The Vancouver Canucks surged to a 4-3 victory over the Edmonton Oilers in Game 3 thanks to a pair of two-goal performances from Brock Boeser and Elias Lindholm, along with stellar netminding from Arturs Silovs. While the Oilers were intent on riding their best players for as much as possible in Game 3, the Canucks were able to find systematic answers to fending them off at 5v5 play. For all the advantages that Edmonton had on paper, they weren’t nearly as effective as they needed to be at even strength, and in the end, that was the biggest difference between the two teams as Vancouver reclaimed home-ice advantage.
Here’s the win, by the numbers.
As always, you can find our glossary guide of advanced stats here.

Game Flow

The first period was the only period where the Canucks weren’t in a territorial hole. With an even 50.00 CF% split, Vancouver produced a 4-2 edge in high-danger chances and generated a 60.11 xGF% share. They made full use of that too, striking thrice for a 3-1 lead. However, the second was pretty much all Oilers by the numbers. Edmonton held an 80.00 CF% share which translated to an 83.18 xGF%. That being said though, with all that possession, they only managed 4 high-danger chances in that frame and still needed a power play to score. The third period was more indication of their inefficiencies at even strength, where the Oilers still held 80.00 CF% but only had 2 high-danger chances to their name.

Heat Map

Given the territorial disadvantage the Canucks were in all night, this heat map represents some excellent work at even strength. Despite Edmonton having a 25-14 lead in scoring chances at 5v5, the high-danger chances only stood at 8-6 in favour of the Oilers. They didn’t manage to establish a big hot spot in the crease area, with the only notable patch coming from inside the left faceoff circle. This lack of high-danger chances at even strength for the Oilers becomes only more jarring when noting that across all situations, they had 18 HDCF. Vancouver limited the quality of Edmonton’s looks extremely well, and should be part of their recipe for success in the rest of the series.

Individual Advanced Stats

Corsi Champ: If only he could score. Ilya Mikheyev found himself leading the Canucks with a 50.00 CF%, a sign of just how significantly Vancouver was out-possessed. It’s hard to find any glaring flaws in Mikheyev’s game that cost the Canucks – he missed a big chance but other than that kept his nose clean on the defensive side of things. He was on ice for a team-low 0.18 xGA while not facing a single high-danger chance against. Mikheyev just continues to be snakebitten at this point with hands of pure stone.
Corsi Chump: Carson Soucy was a man that the Oilers tried to take advantage of on their matchups, facing down McDavid the most of any Canuck defenceman last night. That shows in the Corsi, with the defender being a team-worst 15.38 CF%. The shots stood at 1-11 for the Oilers, but Soucy did a darn good job in defending against Edmonton’s big guns. Out of the 7 scoring chances that he faced at 5v5, only 2 were high-danger, showing just how inefficient Edmonton was once more in chance generation despite the big Corsi lead. Soucy also only posted a 0.45 xGA, which was the 7th-best tally on the team. He’s probably going to get suspended for a game because of McDavid being whiny (which is complete BS), but Soucy’s contributions to frustrating the Oilers in Game 3 shouldn’t be overlooked.

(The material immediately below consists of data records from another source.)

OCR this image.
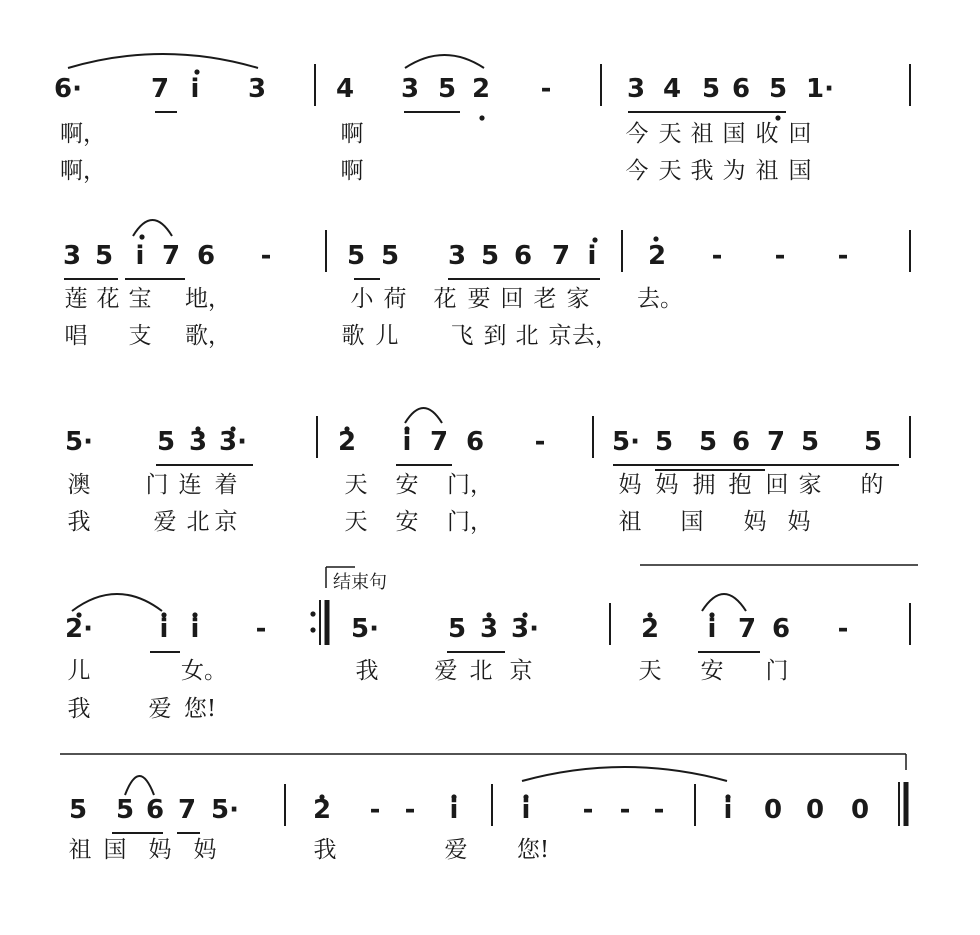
6·	7 i 3	4 3 5 2 -	3 4 5 6 5 1·
3 5 i 7 6 -	5 5 3 5 6 7 i 2 - - -
5· 5 3 3·	2 i 7 6 -	5· 5 5 6 7 5 5
2·	i i -	5·	5 3 3·	2 i 7 6 -
5 5 6 7 5·	2 - - i i - - - i 0 0 0
啊，	啊	今 天 祖 国 收 回
啊，	啊	今 天 我 为 祖 国
莲 花 宝 地，	小 荷 花 要 回 老 家 去。
唱 支 歌，	歌 儿 飞 到 北 京 去，
澳 门 连 着	天 安 门，	妈 妈 拥 抱 回 家 的
我	爱 北 京	天 安 门，	祖 国 妈 妈
儿	女。	我 爱 北 京	天 安 门
我	爱 您!
祖 国 妈 妈	我	爱 您!
结束句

xGF: Quinn Hughes. With a team-high 0.91 xGF and posting a 46.33 xGF%, the Canucks defenceman has been dragging an ineffective Filip Hronek alongside him all playoffs. Last night wasn’t his most dynamic effort (because we’re used to seeing some incredible things), but Hughes still put up 2 assists and indirectly setting up the 3-1 goal while doing his fair share on the back end. He impressively managed to split a 5-5 high-danger chance differential despite being out-chances 8-10 in total. There were goal-saving efforts baked into that, too.
GSAx: The Canucks can go three goalies deep and the Oilers can’t even have one. Arturs Silovs played like a seasoned veteran last night, stopping 42 of 45 as Edmonton poured it on in front of him. The Latvian netminder turned a 5.24 xGF by the Oilers into a 2.24 GSAx, with one high-danger goal and two low-danger goals against. Silovs looked remarkably calm and composed in the net, never being too far out of position, never giving up anything easy either. He battled and stymied the Oilers at every twist and turn, ensuring that the Canucks were going to win this game. If you’re getting goaltending that’s stopping over two expected goals per game, you’re laughing your way to the bank.

Statistical Musings

A collective effort: With the Oilers having the last change at Rogers Place, it was clear that they were trying to get McDavid away from the JT Miller matchup all the time. That meant that the duties of containing the best player in the NHL were spread amongst the entirety of the Canucks forward corps, and truth be told they did a solid job. The only forward that faced more than 3 high-danger chances from McDavid was Elias Pettersson with 4, while the only player to face those 3 high-danger chances was Brock Boeser. Miller was the most effective forward defensively once again, allowing McDavid only 0.34 xGF at 5v5 play while no other forward sat above 0.50 xGF besides Boeser and Pettersson. The defencemen were key too, with Tyler Myers and Carson Soucy stepping up and limiting what McDavid got as well. Myers only faced 0.29 xGF despite being the defenceman who played the most against the Oilers’ captain, with Soucy following that up with a 0.34 xGF. It’s telling of a well-structured team defence that’s been limiting these opportunities from such a dynamic player and a big key to the Canucks’ current run of success at 5v5 play.
How about Linus Karlsson?: Throwing in an AHL call-up in a big Game 3 was quite the move from Rick Tocchet, but it looked like a solid call. Linus Karlsson drew into the lineup for a struggling Nils Höglander and did a solid job. Alongside Elias Pettersson and Ilya Mikheyev, Karlsson finished 4th on the team in CF% (44.44) and xGF% (43.79), making some smart reads to make up for his lack of foot speed. What stood out was how strong the Swede was on the puck, protecting it through all three zones and buying some very much-needed time for the Canucks in those situations. It’ll be interesting to see where he slots in for the rest of the series – and if this has a motivating factor on Höglander.

As a team

CF% – 27.50% HDCF% – 33.33% xGF% – 31.44%
Despite these numbers, despite facing 30 minutes last night from McDavid and Draisaitl, the Canucks played a solid game. They limited the high-danger looks Edmonton got at 5v5 and continued to frustrate them at evens, while capitalizing against the shaky netminding of Stuart Skinner. Maximizing their opportunities is key especially when the Oilers are pressing, and Vancouver has been doing a good job in burying pucks when given the chance. Even their power play has shown signs of life, helping offset the lethal special teams on the other side. Hopefully, the Canucks can get a bit more of a territorial advantage in the next game – but other than that, they’ve done darn well in shutting down the only offensive weapons that the Oilers have at 5v5. It also helps when you’re getting some lights-out netminding courtesy of Arturs Silovs.
Vancouver returns to action for Game 4 in Edmonton on Tuesday.